The Organic Thanksgiving

by | Nov 28, 2010 | 6 comments

With holidays here . I get a little crazy. Why is it all the woman’s job to handle the housework, kids, gifts,parties.Plus in my case also the gardens and a job.? Boy do I ever sound like the complaining wife. But this is so hard to master. I try to go really fast so that maybe I’ll have some time today to do something creative . Some “project” is all I want. Be it getting out my sewing machine and making gifts or planting a new area. Heck just weeding works.
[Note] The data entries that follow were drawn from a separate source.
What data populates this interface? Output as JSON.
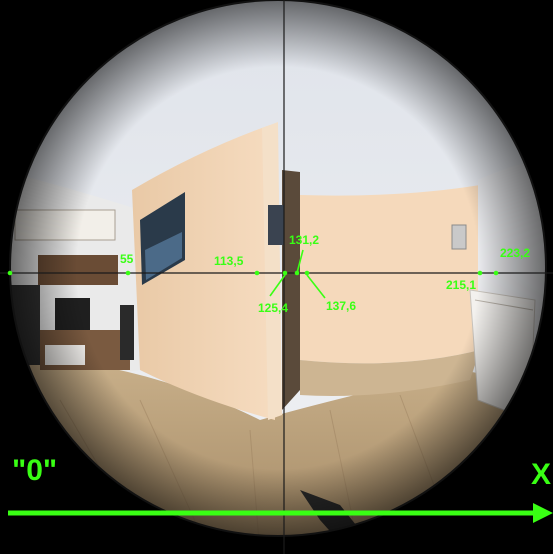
{
  "colors": {
    "marker": "#39ff14",
    "crosshair": "#1a1a1a",
    "frame": "#000000"
  },
  "measurements": [
    {
      "label": "55"
    },
    {
      "label": "113,5"
    },
    {
      "label": "131,2"
    },
    {
      "label": "125,4"
    },
    {
      "label": "137,6"
    },
    {
      "label": "215,1"
    },
    {
      "label": "223,2"
    }
  ],
  "axis": {
    "origin_label": "\"0\"",
    "end_label": "X"
  }
}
Those of you who know me , know already that I blast through my days usually getting more done than the average super woman.But this stumbling block of getting enough done or not over committing ( oh, my god did I say that! ), is that the key?
But I love, good food, I love handmade things.I love to garden. I love to help others.I love to play with my kids.wow too much. Maybe that’s the way greed works with me.Greedy for everything, I want to live all the lives all at the same time.Eating the cake and having it to.
We really did eat well over Thanksgiving. One party at my in-laws that I blessedly got to rely on my sister and brother in laws to cook everything. I did make four pumpkin pies out of the little pumpkins that volunteered out of the compost that grew by the barn.Some sugar baby cross from my friend Maria’s pumpkins she grew the year before. Plus some hors d’vors .
We had decided to spend our children’s inheritance and buy a organic turkey. Which we would bake in the brick oven. The year before someone had told me that they had a delicious one baked this way, at really high heat. So of course we also had to do bread.Then we had so much food we had to invite people. It became really fun.The naturally leavened bread starts Thursday morning by taking out of the refrigerated “starter” and adding to it.Then that night adding again taking out a bit to put back into the frig. as the saved starter.Adding to the desired recipe weight.The next morning mixing it into dough,adding salt, kneading.One hour punching it down another hour or two( or retard at this point) shaping it into loaves.Then letting it rise slowly a minimum of three hours before baking.The best sour happens if you retard this part or before you shape the loaves and let it sit overnight.
My husband loves fire more than just about anything. His whole family are firemen and having grown up in the country, love the winter bonfires.He gets to enjoy this passion by making fires in this oven which usually burn overnight , then most of the next day before cleaning out and holding in the stored heat. It’s difficult to learn to fire these ovens for your use. Sometimes we’ve gotten it too hot sometimes too cold. Lately we’d had quite a few batches of bread where the oven was too cool.The timing of these two random points the oven and the bread are difficult to master.Anyway on Friday he got the oven hot, really hot.So our bread took about ten minutes and was still a little raw in the middle, had to go back in . The turkey took no more than a hour and a half and was very brown and crispy but really good. The mashed potatoes we grew ourselves.The pies.At this point when I could have gone right out and picked a spinach salad,arugula,mizuna with local blue cheese dressing.I was too tired.So we ate happily not noticing.
Sat and told good jokes by the fire pit, cozy on a cold winter night. I love this life!